The duergar formed up a semicircle, surrounding the dark elves' position, and Jeggred leaped back into the alcove as the first volley of crossbow bolts peppered the walls around them.
Cursing, Pharaun ducked low, using the elevation of the porch as a screen. He pointed his finger toward the street and spoke the arcane phrase that would trigger one of his spells. At once, a cloud of roiling smoke, shot through with white-hot embers, formed beneath him and began to flow away from the building and across the street. The duergar, many of whom had their crossbows loaded again and were aiming at the small group, eyed the fiery haze warily as it appeared and began to churn toward them. As it reached those in the front ranks and engulfed them, they began to scream and flail, scorched by the embers.
Gray dwarves fell back before the cloud as it burned their kin where they stood. The smoke was thick and black. It moved away from the building, and the screams of the duergar intensified as more and more of them succumbed to the scorching heat.
Pharaun crept out a little way to watch his handiwork. Jeggred stood beside him, unafraid of a stray missile, eyeing the cloud with delight.
«Can any of them survive?» the fiend asked.
«Not if you go dance among them,» the Master of Sorcere replied. «The fire can't hurt you, right?»
«That is correct,» the draegloth answered, and he bounded into the smoky fog.
The incendiary cloud had pushed across to the opposite side of the street. Bodies of duergar were scattered across its surface, charred and smoking. Several of them were openly burning. Jeggred emerged from within the roiling smoke, which Pharaun redirected to flow down the street, in the direction opposite they wished to go. It would continue of its own accord for some minutes before dissipating, ensuring that another horde of the enemy couldn't come up behind them. The draegloth was dripping with blood but had a very satisfied look on his face. He had an amputated arm in his hand and was chewing on it as he trotted back to where the three drow were crouched.
Pharaun studiously ignored the fiend's dining habits as Quenthel asked, «Are they all dead?»
«Either dead or running,» the draegloth answered. «The street is clear.»
«Then we should proceed. The spider could return at any moment, and we have no time to waste. Where did you say the others went?» the high priestess asked Pharaun.
The wizard pointed toward the alleyway where he had seen Ryld vanish moments before.
«The weapons master went in there,» he said. «It's possible that one or both of the others joined him.»
Before Pharaun could take more than a couple of steps, though, the street heaved and shook.

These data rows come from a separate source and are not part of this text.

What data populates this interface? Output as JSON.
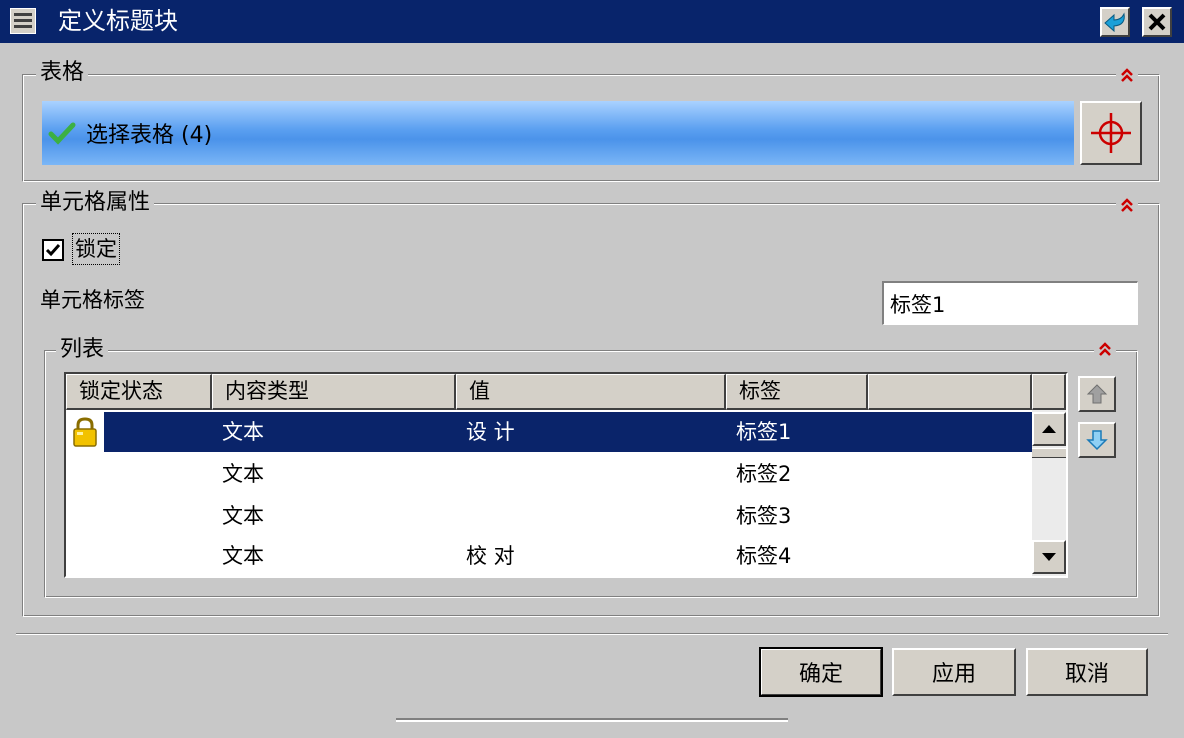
{
  "window": {
    "title": "定义标题块"
  },
  "table_section": {
    "title": "表格",
    "select_label": "选择表格 (4)"
  },
  "cell_props": {
    "title": "单元格属性",
    "lock_label": "锁定",
    "lock_checked": true,
    "cell_label_text": "单元格标签",
    "cell_label_value": "标签1"
  },
  "list_section": {
    "title": "列表",
    "columns": [
      "锁定状态",
      "内容类型",
      "值",
      "标签",
      ""
    ],
    "rows": [
      {
        "locked": true,
        "type": "文本",
        "value": "设 计",
        "label": "标签1",
        "selected": true
      },
      {
        "locked": false,
        "type": "文本",
        "value": "",
        "label": "标签2",
        "selected": false
      },
      {
        "locked": false,
        "type": "文本",
        "value": "",
        "label": "标签3",
        "selected": false
      },
      {
        "locked": false,
        "type": "文本",
        "value": "校 对",
        "label": "标签4",
        "selected": false
      }
    ]
  },
  "buttons": {
    "ok": "确定",
    "apply": "应用",
    "cancel": "取消"
  },
  "icons": {
    "system_menu": "system-menu-icon",
    "back": "back-arrow-icon",
    "close": "close-icon",
    "collapse": "collapse-chevron-icon",
    "check": "check-mark-icon",
    "crosshair": "crosshair-icon",
    "lock": "padlock-icon",
    "move_up": "arrow-up-icon",
    "move_down": "arrow-down-icon"
  },
  "colors": {
    "titlebar": "#08246b",
    "selection": "#0a246a",
    "select_bar": "#5a9ff0",
    "accent_red": "#cc0000",
    "check_green": "#3cb043"
  }
}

«Damnation!» he heard Quenthel cry out, and the mage risked a glance back.
The spider had spotted them and was skittering along the street, easily stepping over the roiling cloud of flame Pharaun had sent in that direction. The arachnid came toward them, and fast, its mandibles flexing eagerly.
Pharaun turned and fled from it.
«I'm telling you, I want that thing killed, now!» Ssipriina Zauvirr screamed. «If you don't do it, we are all in a midden heap of trouble!»

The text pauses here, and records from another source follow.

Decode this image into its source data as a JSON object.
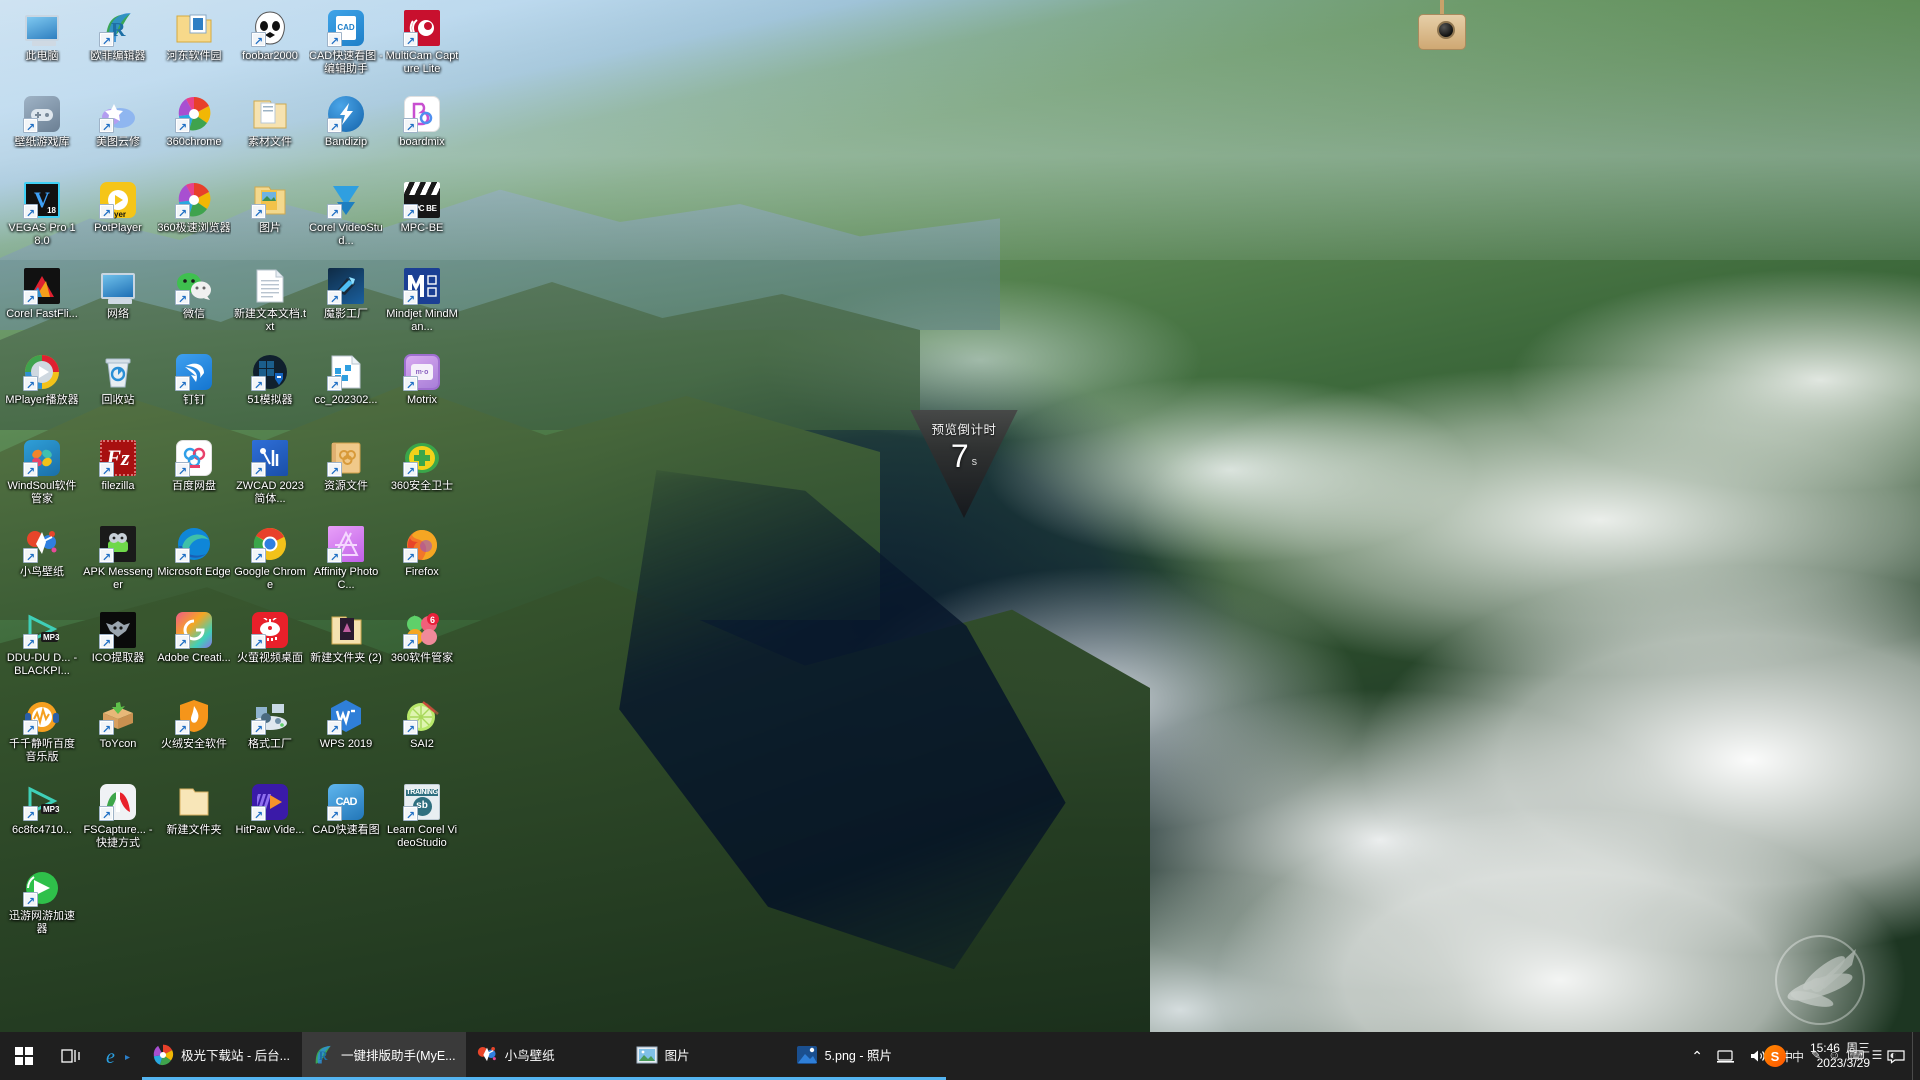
{
  "desktop": {
    "icons": [
      {
        "label": "此电脑",
        "icon": "this-pc-icon",
        "shortcut": false
      },
      {
        "label": "欧菲编辑器",
        "icon": "oufei-editor-icon",
        "shortcut": true
      },
      {
        "label": "河东软件园",
        "icon": "hedong-software-folder-icon",
        "shortcut": false
      },
      {
        "label": "foobar2000",
        "icon": "foobar2000-icon",
        "shortcut": true
      },
      {
        "label": "CAD快速看图 - 编辑助手",
        "icon": "cad-quick-view-icon",
        "shortcut": true
      },
      {
        "label": "MultiCam Capture Lite",
        "icon": "multicam-capture-lite-icon",
        "shortcut": true
      },
      {
        "label": "壁纸游戏库",
        "icon": "wallpaper-game-library-icon",
        "shortcut": true
      },
      {
        "label": "美图云修",
        "icon": "meitu-yunxiu-icon",
        "shortcut": true
      },
      {
        "label": "360chrome",
        "icon": "360chrome-icon",
        "shortcut": true
      },
      {
        "label": "素材文件",
        "icon": "materials-folder-icon",
        "shortcut": false
      },
      {
        "label": "Bandizip",
        "icon": "bandizip-icon",
        "shortcut": true
      },
      {
        "label": "boardmix",
        "icon": "boardmix-icon",
        "shortcut": true
      },
      {
        "label": "VEGAS Pro 18.0",
        "icon": "vegas-pro-18-icon",
        "shortcut": true
      },
      {
        "label": "PotPlayer",
        "icon": "potplayer-icon",
        "shortcut": true
      },
      {
        "label": "360极速浏览器",
        "icon": "360-speed-browser-icon",
        "shortcut": true
      },
      {
        "label": "图片",
        "icon": "pictures-folder-icon",
        "shortcut": true
      },
      {
        "label": "Corel VideoStud...",
        "icon": "corel-videostudio-icon",
        "shortcut": true
      },
      {
        "label": "MPC-BE",
        "icon": "mpc-be-icon",
        "shortcut": true
      },
      {
        "label": "Corel FastFli...",
        "icon": "corel-fastflick-icon",
        "shortcut": true
      },
      {
        "label": "网络",
        "icon": "network-icon",
        "shortcut": false
      },
      {
        "label": "微信",
        "icon": "wechat-icon",
        "shortcut": true
      },
      {
        "label": "新建文本文档.txt",
        "icon": "text-document-icon",
        "shortcut": false
      },
      {
        "label": "魔影工厂",
        "icon": "moying-factory-icon",
        "shortcut": true
      },
      {
        "label": "Mindjet MindMan...",
        "icon": "mindjet-mindmanager-icon",
        "shortcut": true
      },
      {
        "label": "MPlayer播放器",
        "icon": "mplayer-icon",
        "shortcut": true
      },
      {
        "label": "回收站",
        "icon": "recycle-bin-icon",
        "shortcut": false
      },
      {
        "label": "钉钉",
        "icon": "dingtalk-icon",
        "shortcut": true
      },
      {
        "label": "51模拟器",
        "icon": "51-emulator-icon",
        "shortcut": true
      },
      {
        "label": "cc_202302...",
        "icon": "cc-file-icon",
        "shortcut": true
      },
      {
        "label": "Motrix",
        "icon": "motrix-icon",
        "shortcut": true
      },
      {
        "label": "WindSoul软件管家",
        "icon": "windsoul-software-manager-icon",
        "shortcut": true
      },
      {
        "label": "filezilla",
        "icon": "filezilla-icon",
        "shortcut": true
      },
      {
        "label": "百度网盘",
        "icon": "baidu-netdisk-icon",
        "shortcut": true
      },
      {
        "label": "ZWCAD 2023 简体...",
        "icon": "zwcad-2023-icon",
        "shortcut": true
      },
      {
        "label": "资源文件",
        "icon": "resources-folder-icon",
        "shortcut": true
      },
      {
        "label": "360安全卫士",
        "icon": "360-safe-guard-icon",
        "shortcut": true
      },
      {
        "label": "小鸟壁纸",
        "icon": "xiaoniao-wallpaper-icon",
        "shortcut": true
      },
      {
        "label": "APK Messenger",
        "icon": "apk-messenger-icon",
        "shortcut": true
      },
      {
        "label": "Microsoft Edge",
        "icon": "microsoft-edge-icon",
        "shortcut": true
      },
      {
        "label": "Google Chrome",
        "icon": "google-chrome-icon",
        "shortcut": true
      },
      {
        "label": "Affinity Photo C...",
        "icon": "affinity-photo-icon",
        "shortcut": true
      },
      {
        "label": "Firefox",
        "icon": "firefox-icon",
        "shortcut": true
      },
      {
        "label": "DDU-DU D... - BLACKPI...",
        "icon": "mp3-file-icon",
        "shortcut": true
      },
      {
        "label": "ICO提取器",
        "icon": "ico-extractor-icon",
        "shortcut": true
      },
      {
        "label": "Adobe Creati...",
        "icon": "adobe-creative-cloud-icon",
        "shortcut": true
      },
      {
        "label": "火萤视频桌面",
        "icon": "huoying-video-desktop-icon",
        "shortcut": true
      },
      {
        "label": "新建文件夹 (2)",
        "icon": "new-folder-2-icon",
        "shortcut": false
      },
      {
        "label": "360软件管家",
        "icon": "360-software-manager-icon",
        "shortcut": true
      },
      {
        "label": "千千静听百度音乐版",
        "icon": "qianqian-music-icon",
        "shortcut": true
      },
      {
        "label": "ToYcon",
        "icon": "toycon-icon",
        "shortcut": true
      },
      {
        "label": "火绒安全软件",
        "icon": "huorong-security-icon",
        "shortcut": true
      },
      {
        "label": "格式工厂",
        "icon": "format-factory-icon",
        "shortcut": true
      },
      {
        "label": "WPS 2019",
        "icon": "wps-2019-icon",
        "shortcut": true
      },
      {
        "label": "SAI2",
        "icon": "sai2-icon",
        "shortcut": true
      },
      {
        "label": "6c8fc4710...",
        "icon": "mp3-file-icon",
        "shortcut": true
      },
      {
        "label": "FSCapture... - 快捷方式",
        "icon": "fscapture-icon",
        "shortcut": true
      },
      {
        "label": "新建文件夹",
        "icon": "new-folder-icon",
        "shortcut": false
      },
      {
        "label": "HitPaw Vide...",
        "icon": "hitpaw-video-icon",
        "shortcut": true
      },
      {
        "label": "CAD快速看图",
        "icon": "cad-quick-view-2-icon",
        "shortcut": true
      },
      {
        "label": "Learn Corel VideoStudio",
        "icon": "learn-corel-videostudio-icon",
        "shortcut": true
      },
      {
        "label": "迅游网游加速器",
        "icon": "xunyou-accelerator-icon",
        "shortcut": true
      }
    ]
  },
  "countdown": {
    "title": "预览倒计时",
    "value": "7",
    "unit": "s"
  },
  "taskbar": {
    "start_label": "开始",
    "task_view_label": "任务视图",
    "ie_label": "Internet Explorer",
    "tasks": [
      {
        "label": "极光下载站 - 后台...",
        "icon": "360-browser-icon",
        "active": false,
        "open": true
      },
      {
        "label": "一键排版助手(MyE...",
        "icon": "oufei-editor-icon",
        "active": true,
        "open": true
      },
      {
        "label": "小鸟壁纸",
        "icon": "xiaoniao-wallpaper-icon",
        "active": false,
        "open": true
      },
      {
        "label": "图片",
        "icon": "pictures-icon",
        "active": false,
        "open": true
      },
      {
        "label": "5.png - 照片",
        "icon": "photos-icon",
        "active": false,
        "open": true
      }
    ],
    "tray": {
      "chevron": "⌃",
      "network_icon": "network-tray-icon",
      "volume_icon": "volume-tray-icon",
      "ime_label": "中",
      "sogou_label": "S",
      "sogou_items": [
        "中",
        "✎",
        "☺",
        "⌨",
        "☰",
        "◐"
      ],
      "time": "15:46",
      "weekday": "周三",
      "date": "2023/3/29",
      "notification_icon": "action-center-icon"
    }
  }
}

She loomed over Khorrl Xornbane as the two stood on the steps of an upscale fashion shop, abandoned in the fighting, situated in the interior of the gray dwarves' position on the plaza. The shop was well back from the lines of battle, but Khorrl could plainly see the spider in the distance as the matron mother pointed at it. The massive creature clambered over a building near where Clan Xornbane was locked in a pitched battle with a force of antagonistic drow.
«And I'm telling you , I'm not sending my boys to fight that thing!» Khorrl snarled back, losing patience with this haughty dark elf. «You hired me to win you a seat on your blessed council by defeating your adversaries, not to clean up your mistakes. You and your cronies brought it here, so you and your cronies can figure out how to stop it. It's not my fault you can't control it!»